We have a serious problem in America: Workers in this country have not seen their level of compensation rise in 40 years in comparison with executive and shareholder compensation, the actual cost of living, or even their own productivity.
Our political leaders have focused on the disparity between worker and top executive compensation, referring to it as either "pay inequality," or "pay inequity," but this has created an atmosphere of defensiveness on the part of those at the top of the corporate food chain. And this is not the atmosphere that Progressives want to engender. We know it's going to take all of us working together—especially those at the top—to get this problem solved.

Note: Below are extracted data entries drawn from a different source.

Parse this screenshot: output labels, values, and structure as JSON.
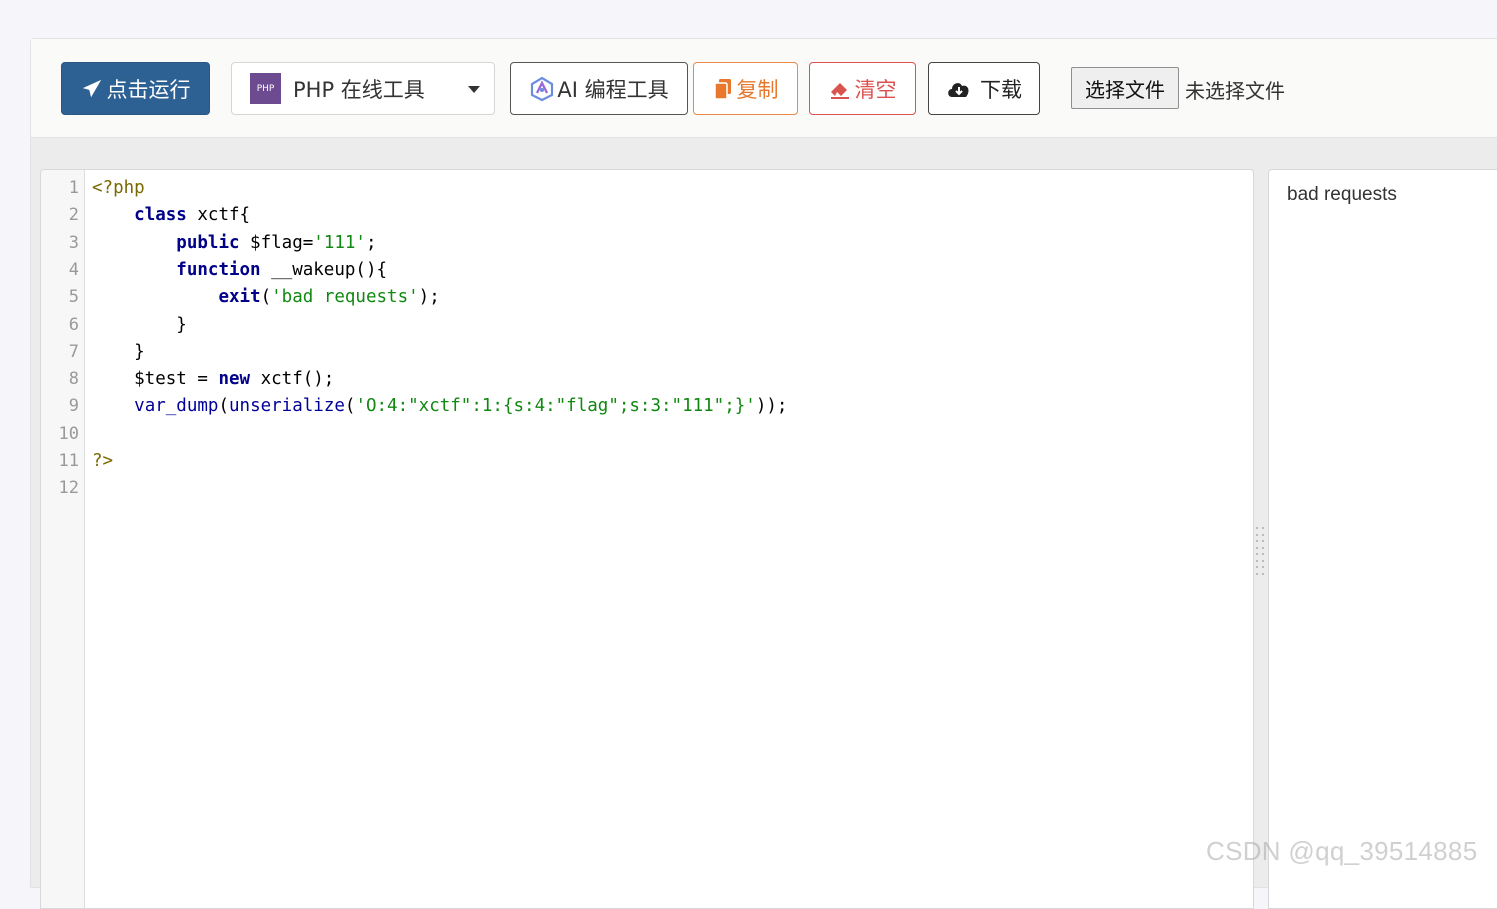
{
  "toolbar": {
    "run_label": "点击运行",
    "language_selected": "PHP 在线工具",
    "language_logo": "PHP",
    "ai_label": "AI 编程工具",
    "copy_label": "复制",
    "clear_label": "清空",
    "download_label": "下载",
    "choose_file_label": "选择文件",
    "file_status": "未选择文件"
  },
  "icons": {
    "run": "paper-plane-icon",
    "ai": "ai-logo-icon",
    "copy": "copy-icon",
    "clear": "eraser-icon",
    "download": "cloud-download-icon",
    "dropdown": "caret-down-icon"
  },
  "colors": {
    "run_button": "#2e6193",
    "copy_button": "#e7782d",
    "clear_button": "#d9534f",
    "php_logo": "#6c4b90"
  },
  "editor": {
    "line_numbers": [
      "1",
      "2",
      "3",
      "4",
      "5",
      "6",
      "7",
      "8",
      "9",
      "10",
      "11",
      "12"
    ],
    "lines": [
      [
        {
          "t": "<?php",
          "c": "tag"
        }
      ],
      [
        {
          "t": "    ",
          "c": "plain"
        },
        {
          "t": "class",
          "c": "kw"
        },
        {
          "t": " xctf{",
          "c": "plain"
        }
      ],
      [
        {
          "t": "        ",
          "c": "plain"
        },
        {
          "t": "public",
          "c": "kw"
        },
        {
          "t": " $flag=",
          "c": "plain"
        },
        {
          "t": "'111'",
          "c": "str"
        },
        {
          "t": ";",
          "c": "plain"
        }
      ],
      [
        {
          "t": "        ",
          "c": "plain"
        },
        {
          "t": "function",
          "c": "kw"
        },
        {
          "t": " __wakeup(){",
          "c": "plain"
        }
      ],
      [
        {
          "t": "            ",
          "c": "plain"
        },
        {
          "t": "exit",
          "c": "kw"
        },
        {
          "t": "(",
          "c": "plain"
        },
        {
          "t": "'bad requests'",
          "c": "str"
        },
        {
          "t": ");",
          "c": "plain"
        }
      ],
      [
        {
          "t": "        }",
          "c": "plain"
        }
      ],
      [
        {
          "t": "    }",
          "c": "plain"
        }
      ],
      [
        {
          "t": "    $test = ",
          "c": "plain"
        },
        {
          "t": "new",
          "c": "kw"
        },
        {
          "t": " xctf();",
          "c": "plain"
        }
      ],
      [
        {
          "t": "    ",
          "c": "plain"
        },
        {
          "t": "var_dump",
          "c": "fn"
        },
        {
          "t": "(",
          "c": "plain"
        },
        {
          "t": "unserialize",
          "c": "fn"
        },
        {
          "t": "(",
          "c": "plain"
        },
        {
          "t": "'O:4:\"xctf\":1:{s:4:\"flag\";s:3:\"111\";}'",
          "c": "str"
        },
        {
          "t": "));",
          "c": "plain"
        }
      ],
      [],
      [
        {
          "t": "?>",
          "c": "tag"
        }
      ],
      []
    ]
  },
  "output": {
    "text": "bad requests"
  },
  "watermark": "CSDN @qq_39514885"
}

And lagging worker compensation is a problem, not just a "discrepancy" issue or a "fairness" issue. And no one thinks the average worker and the most senior executive should be earning "equal pay" as one another. So what is the real problem?
From at least the mid-twentieth century until the mid 1970s, worker productivity and worker compensation traveled on the exact same path. Hard-working Americans saw their pay increase in direct proportion to their efforts. This made for a robust working and middle class in America, who had money to live on, money to spend, and money to save. When the middle class has sufficient money to live on, they only need to fall back on taxpayer-funded assistance if they hit a serious bump in the road, such as the loss of a job and the draining of all savings.